Dante Alighieri. The Divine Comedy. Charles S. Princeton, N.

Complete poetical works by Percy Bysshe Shelley Book editions published between and in 3 languages and held by WorldCat member libraries worldwide. Shelley's critical prose by Percy Bysshe Shelley Book 5 editions published between and in English and held by WorldCat member libraries worldwide. Il tramonto by Ottorino Respighi 15 editions published between and in Italian and Undetermined and held by WorldCat member libraries worldwide. Shelley by Percy Bysshe Shelley Book 63 editions published between and in 6 languages and held by WorldCat member libraries worldwide A pocket-sized anthology of poems by Romantic-era poet Percy Bysshe Shelley.

Prometheus unbound, a variorum edition by Percy Bysshe Shelley Book 6 editions published between and in English and held by WorldCat member libraries worldwide.
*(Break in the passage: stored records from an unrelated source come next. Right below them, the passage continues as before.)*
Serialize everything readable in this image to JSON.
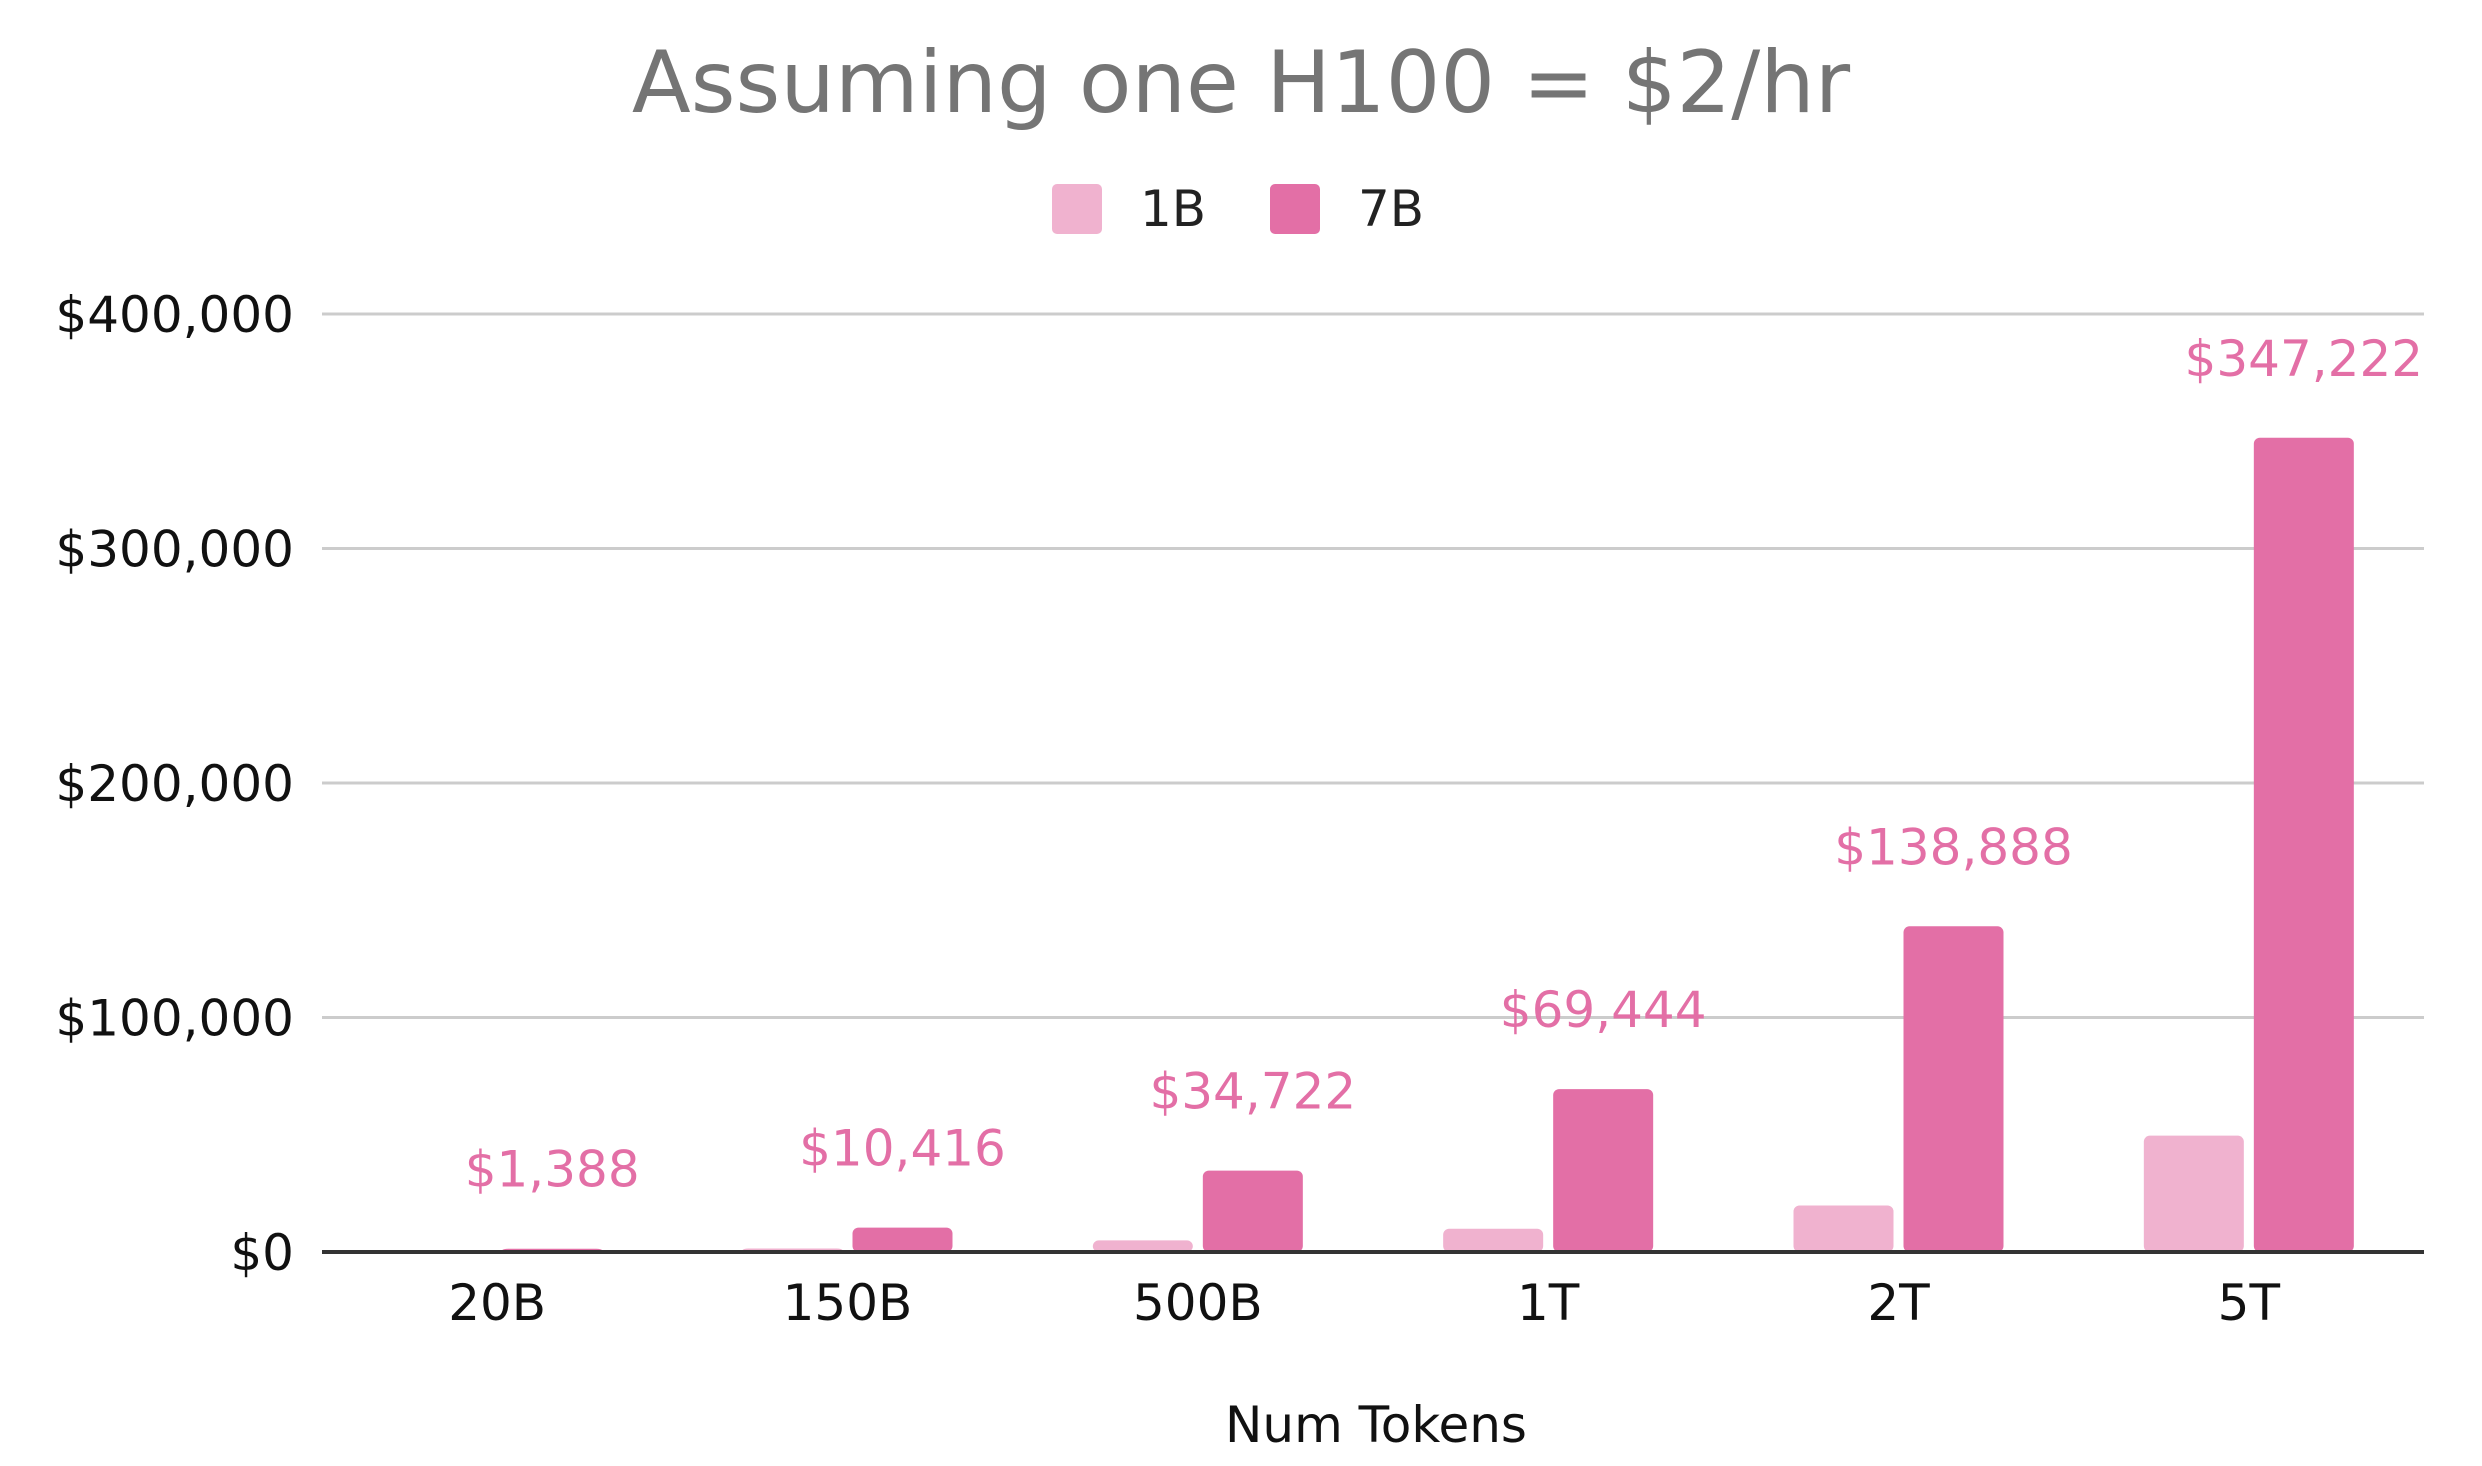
{
  "chart_data": {
    "type": "bar",
    "title": "Assuming one H100 = $2/hr",
    "xlabel": "Num Tokens",
    "ylabel": "",
    "categories": [
      "20B",
      "150B",
      "500B",
      "1T",
      "2T",
      "5T"
    ],
    "series": [
      {
        "name": "1B",
        "color": "#f0b2cf",
        "values": [
          198,
          1488,
          4960,
          9920,
          19840,
          49603
        ]
      },
      {
        "name": "7B",
        "color": "#e36fa6",
        "values": [
          1388,
          10416,
          34722,
          69444,
          138888,
          347222
        ]
      }
    ],
    "data_labels": {
      "series": "7B",
      "text": [
        "$1,388",
        "$10,416",
        "$34,722",
        "$69,444",
        "$138,888",
        "$347,222"
      ],
      "color": "#e36fa6"
    },
    "y_ticks": [
      {
        "value": 0,
        "label": "$0"
      },
      {
        "value": 100000,
        "label": "$100,000"
      },
      {
        "value": 200000,
        "label": "$200,000"
      },
      {
        "value": 300000,
        "label": "$300,000"
      },
      {
        "value": 400000,
        "label": "$400,000"
      }
    ],
    "ylim": [
      0,
      400000
    ],
    "grid": true,
    "legend_position": "top-center"
  }
}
The Cenci : a tragedy in five acts by Percy Bysshe Shelley Book 47 editions published between and in English and Undetermined and held by WorldCat member libraries worldwide A horrific tragedy, set in in Rome, of a young woman executed for pre-meditated murder of her tyrannical father. The poetical works of Shelley by Percy Bysshe Shelley Book 14 editions published between and in English and held by WorldCat member libraries worldwide Selected pieces by one of the major English Romantic poets.

Often attacked for his "atheism" and "meliorism "revolutionism" to conservative minds. In truth, he was a deeply religious idealist committed to enlightenment, justice, and disinterested love. Political tracts of Wordsworth, Coleridge and Shelley by Reginald James White Book 18 editions published between and in English and held by WorldCat member libraries worldwide. Audience Level. Related Identities. Associated Subjects.